Ostatnią atrakcją na trasie jest wojenna kwatera Hitlera w Gierłoży pod Kętrzynem. Wilczy Szaniec to kompleks 80 obiektów rozmieszczonych na powierzchni 250ha. Wybudowano tutaj m.in. ciężkie schrony żelbetonowe (grubość ścian dochodząca do 10m!) dla Hitlera i pozostałych dygnitarzy hitlerowskich Niemiec. To właśnie tutaj miał miejsce nieudany zamach na Hitlera, dokonany w 20 lipca 1944r. przez pułkownika Clausa von Stauffenberga (w 1992r. odsłonięto pamiątkową tablicę upamiętniąjącą to wydarzenie). W 1945r. bunkry zostały wysadzone przez wycofujące się oddziały niemieckie.

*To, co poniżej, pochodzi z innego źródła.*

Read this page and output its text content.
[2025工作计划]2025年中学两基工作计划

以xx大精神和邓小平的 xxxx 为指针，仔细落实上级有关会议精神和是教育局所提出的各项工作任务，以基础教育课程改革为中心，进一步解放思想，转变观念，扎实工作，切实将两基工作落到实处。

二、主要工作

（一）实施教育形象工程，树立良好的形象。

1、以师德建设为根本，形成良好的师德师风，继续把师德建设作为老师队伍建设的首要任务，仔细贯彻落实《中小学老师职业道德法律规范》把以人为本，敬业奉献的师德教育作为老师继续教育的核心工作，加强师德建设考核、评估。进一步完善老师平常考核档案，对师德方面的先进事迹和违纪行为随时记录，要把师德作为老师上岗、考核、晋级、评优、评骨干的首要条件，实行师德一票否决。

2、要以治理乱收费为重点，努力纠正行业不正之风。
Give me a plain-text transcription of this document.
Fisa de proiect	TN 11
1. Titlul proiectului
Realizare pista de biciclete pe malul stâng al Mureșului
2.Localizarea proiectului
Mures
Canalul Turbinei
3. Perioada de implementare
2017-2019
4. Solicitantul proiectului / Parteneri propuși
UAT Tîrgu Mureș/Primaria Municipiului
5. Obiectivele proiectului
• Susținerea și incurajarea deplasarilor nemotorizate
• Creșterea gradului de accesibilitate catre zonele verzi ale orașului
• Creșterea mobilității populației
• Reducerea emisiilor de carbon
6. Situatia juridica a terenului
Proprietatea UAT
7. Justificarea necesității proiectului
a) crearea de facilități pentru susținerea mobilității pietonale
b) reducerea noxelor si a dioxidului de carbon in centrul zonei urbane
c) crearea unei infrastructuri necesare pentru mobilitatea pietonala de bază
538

Płatny wstęp na teren Wilczego Szańca to typowa "brama do lasu". Zamiast płacić za zwiedzanie można po prostu skręcić z głównej drogi i wjechać w las po prawej stronie, który jest usiany bunkrami i różnego rodzaju gruzem.
Na zwiedzanie Gierłoży warto wybrać się niezależnie od rowerowania - zwiedzanie kompleksu może zająć cały dzień.
Z Gierłoży pojechałem przez Karolewo do Kętrzyna.
Powrót do domu pociągiem z dworca PKP w Kętrzynie.